Agreement between Wedged Hepatic Venous Pressure and Portal Pressure in Hepatic Sinusoidal Obstruction Syndrome.
Yang ChengLihong GuXiaochun YinXixuan WangJiangqiang XiaoYi WangWei ZhangLei WangXiaoping ZouMing ZhangYuzheng ZhugeFeng ZhangPublished in: Journal of personalized medicine (2022)

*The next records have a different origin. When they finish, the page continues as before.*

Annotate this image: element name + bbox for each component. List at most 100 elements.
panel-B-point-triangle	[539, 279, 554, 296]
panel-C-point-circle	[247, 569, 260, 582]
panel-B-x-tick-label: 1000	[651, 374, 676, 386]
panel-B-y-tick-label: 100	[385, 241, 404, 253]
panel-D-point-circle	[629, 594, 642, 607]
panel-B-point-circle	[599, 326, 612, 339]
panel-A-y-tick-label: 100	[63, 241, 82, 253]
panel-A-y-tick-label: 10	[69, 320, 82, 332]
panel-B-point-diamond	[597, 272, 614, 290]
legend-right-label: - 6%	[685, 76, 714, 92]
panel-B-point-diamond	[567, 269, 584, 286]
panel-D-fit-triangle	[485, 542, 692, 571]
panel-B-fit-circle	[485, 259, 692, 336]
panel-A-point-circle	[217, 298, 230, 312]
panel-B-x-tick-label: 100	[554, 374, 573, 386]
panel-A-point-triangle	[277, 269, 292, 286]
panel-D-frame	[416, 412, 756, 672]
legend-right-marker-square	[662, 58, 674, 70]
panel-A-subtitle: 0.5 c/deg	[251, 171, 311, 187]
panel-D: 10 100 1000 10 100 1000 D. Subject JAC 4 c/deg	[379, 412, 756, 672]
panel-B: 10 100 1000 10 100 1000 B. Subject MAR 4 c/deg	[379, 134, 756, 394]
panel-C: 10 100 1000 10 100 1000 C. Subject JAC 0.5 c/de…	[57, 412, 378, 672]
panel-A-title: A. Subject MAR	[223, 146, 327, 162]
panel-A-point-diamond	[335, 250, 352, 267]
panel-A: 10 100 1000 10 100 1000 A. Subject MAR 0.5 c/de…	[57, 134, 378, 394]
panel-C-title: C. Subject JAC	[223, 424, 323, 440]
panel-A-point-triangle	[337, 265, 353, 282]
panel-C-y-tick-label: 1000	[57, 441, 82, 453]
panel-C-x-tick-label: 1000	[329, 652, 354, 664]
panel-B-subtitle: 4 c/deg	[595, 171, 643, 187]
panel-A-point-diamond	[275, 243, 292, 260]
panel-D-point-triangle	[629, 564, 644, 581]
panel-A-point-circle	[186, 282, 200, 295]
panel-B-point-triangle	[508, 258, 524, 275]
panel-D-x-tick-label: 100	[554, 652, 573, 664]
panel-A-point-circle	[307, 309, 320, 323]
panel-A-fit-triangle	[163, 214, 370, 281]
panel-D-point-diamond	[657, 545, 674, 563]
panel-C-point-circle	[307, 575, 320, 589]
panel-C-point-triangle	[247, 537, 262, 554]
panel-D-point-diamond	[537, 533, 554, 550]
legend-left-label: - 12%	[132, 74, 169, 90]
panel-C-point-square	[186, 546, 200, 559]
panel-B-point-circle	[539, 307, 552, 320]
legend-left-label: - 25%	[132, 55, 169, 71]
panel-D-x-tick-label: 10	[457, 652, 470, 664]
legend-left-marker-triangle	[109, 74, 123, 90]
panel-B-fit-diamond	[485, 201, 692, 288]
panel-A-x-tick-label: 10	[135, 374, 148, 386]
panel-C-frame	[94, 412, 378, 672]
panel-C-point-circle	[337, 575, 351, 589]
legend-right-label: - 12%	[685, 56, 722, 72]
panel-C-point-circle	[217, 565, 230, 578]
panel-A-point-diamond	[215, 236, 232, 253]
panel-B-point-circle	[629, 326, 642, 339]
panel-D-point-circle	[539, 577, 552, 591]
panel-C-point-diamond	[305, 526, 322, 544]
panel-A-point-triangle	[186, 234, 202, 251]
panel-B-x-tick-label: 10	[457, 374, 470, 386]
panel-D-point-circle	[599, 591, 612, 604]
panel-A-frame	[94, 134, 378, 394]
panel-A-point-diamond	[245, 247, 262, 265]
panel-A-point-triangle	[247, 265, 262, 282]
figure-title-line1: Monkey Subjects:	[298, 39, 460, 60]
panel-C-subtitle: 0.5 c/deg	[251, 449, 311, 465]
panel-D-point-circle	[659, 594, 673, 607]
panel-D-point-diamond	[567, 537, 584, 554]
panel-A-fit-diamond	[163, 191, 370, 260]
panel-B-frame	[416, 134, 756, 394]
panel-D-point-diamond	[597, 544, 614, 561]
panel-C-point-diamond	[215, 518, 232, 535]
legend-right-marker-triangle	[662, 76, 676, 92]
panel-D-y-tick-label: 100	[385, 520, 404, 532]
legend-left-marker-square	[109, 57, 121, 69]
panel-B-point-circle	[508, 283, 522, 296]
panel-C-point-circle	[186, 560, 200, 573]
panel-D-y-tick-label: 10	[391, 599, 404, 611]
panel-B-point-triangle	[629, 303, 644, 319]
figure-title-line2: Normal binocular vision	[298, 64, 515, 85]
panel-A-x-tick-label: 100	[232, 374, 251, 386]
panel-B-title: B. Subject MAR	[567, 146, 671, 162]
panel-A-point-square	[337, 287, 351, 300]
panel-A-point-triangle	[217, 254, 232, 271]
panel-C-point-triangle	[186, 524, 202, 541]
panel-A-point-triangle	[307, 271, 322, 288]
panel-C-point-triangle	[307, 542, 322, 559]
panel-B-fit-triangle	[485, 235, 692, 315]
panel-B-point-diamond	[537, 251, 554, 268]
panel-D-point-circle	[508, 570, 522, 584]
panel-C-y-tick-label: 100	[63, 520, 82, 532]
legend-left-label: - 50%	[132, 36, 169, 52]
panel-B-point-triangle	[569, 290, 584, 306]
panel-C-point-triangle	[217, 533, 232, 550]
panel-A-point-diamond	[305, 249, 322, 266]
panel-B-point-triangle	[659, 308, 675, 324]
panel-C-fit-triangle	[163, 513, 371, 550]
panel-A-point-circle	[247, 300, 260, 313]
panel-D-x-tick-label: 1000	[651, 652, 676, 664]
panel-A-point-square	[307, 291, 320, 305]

Background: Wedge hepatic vein pressure (WHVP) accurately estimates the portal pressure (PP) in chronic sinusoidal portal hypertension patients. Whether this applies to patients with acute portal hypertension due to hepatic sinusoidal obstruction syndrome (HSOS) is unclear. Our aim was to assess the agreement between WHVP and PP in patients with HSOS by comparing them to decompensated cirrhosis patients. Methods: From December 2013 to December 2021, patients with pyrrolidine alkaloid-induced HSOS (PA-HSOS) receiving hepatic venous pressure gradient (HVPG) measurement and transjugular intrahepatic portosystem shunt (TIPS) were retrospectively collected and matched with those of patients with virus- or alcohol-related cirrhosis as a cirrhosis group. Pearson’s correlation (R), intraclass correlation coefficient (ICC), scatter plots, and the Bland−Altman method were performed for agreement evaluation. Results: A total of 64 patients were analyzed (30 PA-HSOS and 34 cirrhosis groups). The correlation between WHVP and PP was moderate in the PA-HSOS group (R: 0.58, p = 0.001; ICC: 0.68, p = 0.002) but good in the cirrhosis group (R: 0.81, p < 0.001; ICC: 0.90, p < 0.001). The percentage of patients with inconsistent WHVP and PP in the two groups was 13 (43.3%) and 15 (26.5%) (p = 0.156), respectively, and an overestimation of PP was more common in the PA-HSOS group (33.3% vs. 2.9%, p = 0.004). HVPG and portal pressure gradient (PPG) consistency was poor in both groups (R: 0.51 vs. 0.26; ICC: 0.65 vs. 0.41; p < 0.05). Conclusions: WHVP in patients with PA-HSOS did not estimate PP as accurately as in patients with virus- or alcohol-related cirrhosis, which was mainly due to PP overestimation.